If musical theatre was a sandwich, plot would be the pickle artfully placed on the side of the plate. Always a nice thing to have, interesting when done right, but ultimately not all that necessary. The indisputable necessity of every musical is good music. TKD Productions’ new musical unfortunately fails the all important test. I couldn’t remember, let alone hum, a single song from A Body to Die[t] For. This is a shame, because it features a talented young cast and an important subject: weight and society’s attitude towards it. The plot is a perfectly silly, perfectly serviceable piece of musical theatre nonsense. With better music and slightly fresher wit, this already reasonably charming musical could have amounted to so much more.
The show’s characters, like its props, resemble paper cut-outs a little too closely. Of course there is nothing wrong with a cheerfully cartoonish villain or a paper phone, although during one scene I worried that the wobbly paper candelabra on the table might face-plant. Body tells the story of Greta, an average-weight teenager with a difficult stepfather and a uncaring mum. Greta runs away from home, loses weight and is discovered by a top modeling agent. Then she and her hapless lover-boy-next-door Tony get mixed up with a variety of radicals, politicians, and mad scientists. Thanks to a good deal of meddling by this motley bunch, Greta fluctuates from thin to fat to average once again. The decision to have three actresses play Greta is an odd one, as the show is trying to make the point that Greta is always the same person for Tony, no matter what she weighs.
A Body to Die[t] For wants to have its cake and eat it too. However, it finds it can’t be politically incisive and politically correct.
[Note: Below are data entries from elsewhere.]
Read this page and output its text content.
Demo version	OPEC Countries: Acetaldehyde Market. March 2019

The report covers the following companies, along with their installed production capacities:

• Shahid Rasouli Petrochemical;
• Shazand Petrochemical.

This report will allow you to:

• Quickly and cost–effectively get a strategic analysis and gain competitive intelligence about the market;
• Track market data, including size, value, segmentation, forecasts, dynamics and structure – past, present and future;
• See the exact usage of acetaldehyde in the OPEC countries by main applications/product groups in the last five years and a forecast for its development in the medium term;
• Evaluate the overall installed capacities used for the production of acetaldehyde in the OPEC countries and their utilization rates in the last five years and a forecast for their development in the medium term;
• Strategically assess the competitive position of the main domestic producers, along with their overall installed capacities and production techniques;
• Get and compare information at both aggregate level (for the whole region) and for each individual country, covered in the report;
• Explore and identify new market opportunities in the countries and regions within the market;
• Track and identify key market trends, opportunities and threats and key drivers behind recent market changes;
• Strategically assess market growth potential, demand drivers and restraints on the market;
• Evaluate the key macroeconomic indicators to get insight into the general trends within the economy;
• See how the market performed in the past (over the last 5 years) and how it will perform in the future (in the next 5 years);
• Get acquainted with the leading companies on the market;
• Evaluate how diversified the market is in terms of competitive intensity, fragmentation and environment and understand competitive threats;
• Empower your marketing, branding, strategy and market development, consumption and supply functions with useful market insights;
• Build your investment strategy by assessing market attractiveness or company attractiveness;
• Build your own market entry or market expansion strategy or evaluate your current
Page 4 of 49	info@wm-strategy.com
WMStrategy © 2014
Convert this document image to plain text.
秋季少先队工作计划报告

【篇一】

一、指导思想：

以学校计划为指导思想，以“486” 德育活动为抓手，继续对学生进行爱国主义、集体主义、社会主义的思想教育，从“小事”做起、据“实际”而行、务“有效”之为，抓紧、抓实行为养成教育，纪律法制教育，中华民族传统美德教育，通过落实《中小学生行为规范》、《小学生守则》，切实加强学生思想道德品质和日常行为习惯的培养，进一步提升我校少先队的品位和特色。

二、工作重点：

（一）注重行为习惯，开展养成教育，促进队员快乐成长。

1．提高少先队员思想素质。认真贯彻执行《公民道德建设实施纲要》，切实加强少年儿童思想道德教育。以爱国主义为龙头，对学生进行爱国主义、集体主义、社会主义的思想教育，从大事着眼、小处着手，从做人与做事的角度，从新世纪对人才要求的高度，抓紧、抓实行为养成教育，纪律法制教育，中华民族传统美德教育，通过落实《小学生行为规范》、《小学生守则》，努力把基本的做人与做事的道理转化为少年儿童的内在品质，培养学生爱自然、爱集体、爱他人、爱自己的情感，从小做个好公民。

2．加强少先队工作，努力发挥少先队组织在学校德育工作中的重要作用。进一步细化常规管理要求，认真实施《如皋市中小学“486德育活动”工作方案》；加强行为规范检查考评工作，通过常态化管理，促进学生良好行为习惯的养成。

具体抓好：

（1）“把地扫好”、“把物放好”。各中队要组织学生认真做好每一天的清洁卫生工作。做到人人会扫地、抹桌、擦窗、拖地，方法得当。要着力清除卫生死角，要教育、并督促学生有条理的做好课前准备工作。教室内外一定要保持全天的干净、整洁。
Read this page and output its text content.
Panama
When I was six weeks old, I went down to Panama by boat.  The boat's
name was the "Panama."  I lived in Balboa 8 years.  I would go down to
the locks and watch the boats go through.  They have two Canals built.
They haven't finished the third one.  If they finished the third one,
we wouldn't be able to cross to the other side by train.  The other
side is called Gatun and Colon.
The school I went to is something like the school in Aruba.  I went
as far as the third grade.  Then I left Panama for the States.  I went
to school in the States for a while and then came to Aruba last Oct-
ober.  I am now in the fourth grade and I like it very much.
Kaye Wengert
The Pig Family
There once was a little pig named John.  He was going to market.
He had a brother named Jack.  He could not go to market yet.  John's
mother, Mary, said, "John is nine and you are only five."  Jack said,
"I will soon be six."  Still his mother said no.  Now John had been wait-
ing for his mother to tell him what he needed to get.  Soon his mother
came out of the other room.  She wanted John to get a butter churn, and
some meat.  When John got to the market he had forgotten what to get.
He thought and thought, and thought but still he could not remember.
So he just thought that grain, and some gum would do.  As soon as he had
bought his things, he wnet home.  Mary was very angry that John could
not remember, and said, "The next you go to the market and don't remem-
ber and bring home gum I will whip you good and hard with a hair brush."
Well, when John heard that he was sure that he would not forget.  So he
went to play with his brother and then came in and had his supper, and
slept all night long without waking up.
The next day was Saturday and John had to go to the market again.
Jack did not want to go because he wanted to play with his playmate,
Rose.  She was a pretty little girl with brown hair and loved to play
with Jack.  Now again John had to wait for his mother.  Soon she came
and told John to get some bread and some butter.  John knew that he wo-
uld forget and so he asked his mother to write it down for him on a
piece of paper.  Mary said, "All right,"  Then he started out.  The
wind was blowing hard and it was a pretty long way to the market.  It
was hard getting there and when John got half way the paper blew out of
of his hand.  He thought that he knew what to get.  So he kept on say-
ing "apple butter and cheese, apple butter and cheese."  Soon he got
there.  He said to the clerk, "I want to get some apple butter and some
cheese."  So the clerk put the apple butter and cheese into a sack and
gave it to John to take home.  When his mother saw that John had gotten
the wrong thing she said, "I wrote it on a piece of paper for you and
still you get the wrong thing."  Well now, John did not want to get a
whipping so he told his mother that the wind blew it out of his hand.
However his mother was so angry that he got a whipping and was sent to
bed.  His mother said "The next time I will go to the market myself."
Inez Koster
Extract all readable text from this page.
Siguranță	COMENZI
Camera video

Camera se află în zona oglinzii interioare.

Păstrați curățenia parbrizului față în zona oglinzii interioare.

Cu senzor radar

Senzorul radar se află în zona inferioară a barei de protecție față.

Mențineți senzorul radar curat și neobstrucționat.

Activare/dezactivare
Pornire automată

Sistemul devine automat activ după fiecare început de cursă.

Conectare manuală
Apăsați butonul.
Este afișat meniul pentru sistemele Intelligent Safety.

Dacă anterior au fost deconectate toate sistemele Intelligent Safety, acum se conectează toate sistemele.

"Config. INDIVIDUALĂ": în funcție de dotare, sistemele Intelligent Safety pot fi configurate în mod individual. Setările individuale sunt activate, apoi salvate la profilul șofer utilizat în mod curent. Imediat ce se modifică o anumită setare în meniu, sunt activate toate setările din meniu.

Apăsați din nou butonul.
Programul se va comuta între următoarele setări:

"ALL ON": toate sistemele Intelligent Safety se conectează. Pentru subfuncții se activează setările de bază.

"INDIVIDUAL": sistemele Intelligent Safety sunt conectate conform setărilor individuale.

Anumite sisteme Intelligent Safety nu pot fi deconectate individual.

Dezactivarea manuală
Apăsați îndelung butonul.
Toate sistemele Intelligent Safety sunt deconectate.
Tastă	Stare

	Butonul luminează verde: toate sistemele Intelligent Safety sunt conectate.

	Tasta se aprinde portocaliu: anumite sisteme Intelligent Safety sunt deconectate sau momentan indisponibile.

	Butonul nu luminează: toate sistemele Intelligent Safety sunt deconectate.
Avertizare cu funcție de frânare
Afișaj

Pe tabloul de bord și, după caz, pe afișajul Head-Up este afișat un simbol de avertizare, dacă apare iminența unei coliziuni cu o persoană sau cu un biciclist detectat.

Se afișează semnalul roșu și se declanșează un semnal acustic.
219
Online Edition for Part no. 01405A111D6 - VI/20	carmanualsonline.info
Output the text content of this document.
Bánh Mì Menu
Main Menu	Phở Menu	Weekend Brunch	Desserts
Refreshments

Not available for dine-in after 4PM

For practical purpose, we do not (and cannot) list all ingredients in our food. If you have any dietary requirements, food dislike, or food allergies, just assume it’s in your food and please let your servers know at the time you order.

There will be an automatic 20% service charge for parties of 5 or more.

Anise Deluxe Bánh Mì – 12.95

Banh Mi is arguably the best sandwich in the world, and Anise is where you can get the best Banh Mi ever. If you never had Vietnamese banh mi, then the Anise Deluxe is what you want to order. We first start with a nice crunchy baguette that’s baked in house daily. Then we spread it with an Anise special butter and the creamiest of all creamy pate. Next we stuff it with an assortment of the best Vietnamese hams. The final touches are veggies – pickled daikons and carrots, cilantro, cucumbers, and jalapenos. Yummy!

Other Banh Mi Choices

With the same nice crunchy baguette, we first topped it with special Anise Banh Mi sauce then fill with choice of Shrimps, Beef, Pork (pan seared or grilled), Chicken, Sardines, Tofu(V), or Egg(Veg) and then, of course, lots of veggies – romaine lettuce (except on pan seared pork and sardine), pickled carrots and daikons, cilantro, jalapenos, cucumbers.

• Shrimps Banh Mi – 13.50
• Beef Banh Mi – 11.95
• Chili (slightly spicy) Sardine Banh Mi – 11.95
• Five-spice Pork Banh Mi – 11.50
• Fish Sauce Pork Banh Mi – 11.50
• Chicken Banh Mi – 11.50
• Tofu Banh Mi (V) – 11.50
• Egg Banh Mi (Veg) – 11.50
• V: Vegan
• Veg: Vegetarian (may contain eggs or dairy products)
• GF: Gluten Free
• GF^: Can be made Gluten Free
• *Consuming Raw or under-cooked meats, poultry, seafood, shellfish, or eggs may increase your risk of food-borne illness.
Having said that, had Body lead with memorable music, the audience would have swallowed anything, but the show doesn’t quite have the savvy or the songs. Although I found myself laughing at quite a few lyrics, the writers could do with a lesson from Cole Porter: the trick, (and it’s a difficult one), is matching your amusing lyrics to a perfectly fitting and maddeningly unforgettable tune.
Most of the show’s more amusing jokes were sung; the actors had a tendency to throw away their spoken jokes as if embarrassed by them. They may well have been so, as these days I don’t think there’s anything inherently hilarious about a gay man coming out, or anything outrageously shocking about a lesbian couple. The show falls down the hardest when it tried to be the most radical. The political humour, with its stale references to the Bullingdon club and radical feminist Wiccans, feels uncomfortably out of date.
The cast are all enthusiastic singers and comedians and the music is ably provided by a two-person band. Nearly every number features some earnest belting and sparkly chimes. A particular standout was Sam Turrell, who made an endearing Tony. His whole-hearted delivery of stupendously silly lines like ‘I’m running away to join the Body Liberationists!’ provided the show’s best moments. In general, the show worked when it stopped trying so hard to say something and relaxed into its absurd characters and situations, such as the scenes involving a cat-stroking mad scientist, which the audience absolutely loved.
A Body to Die[t] For, is much like fast food; it’s enjoyable at the time but ultimately forgettable.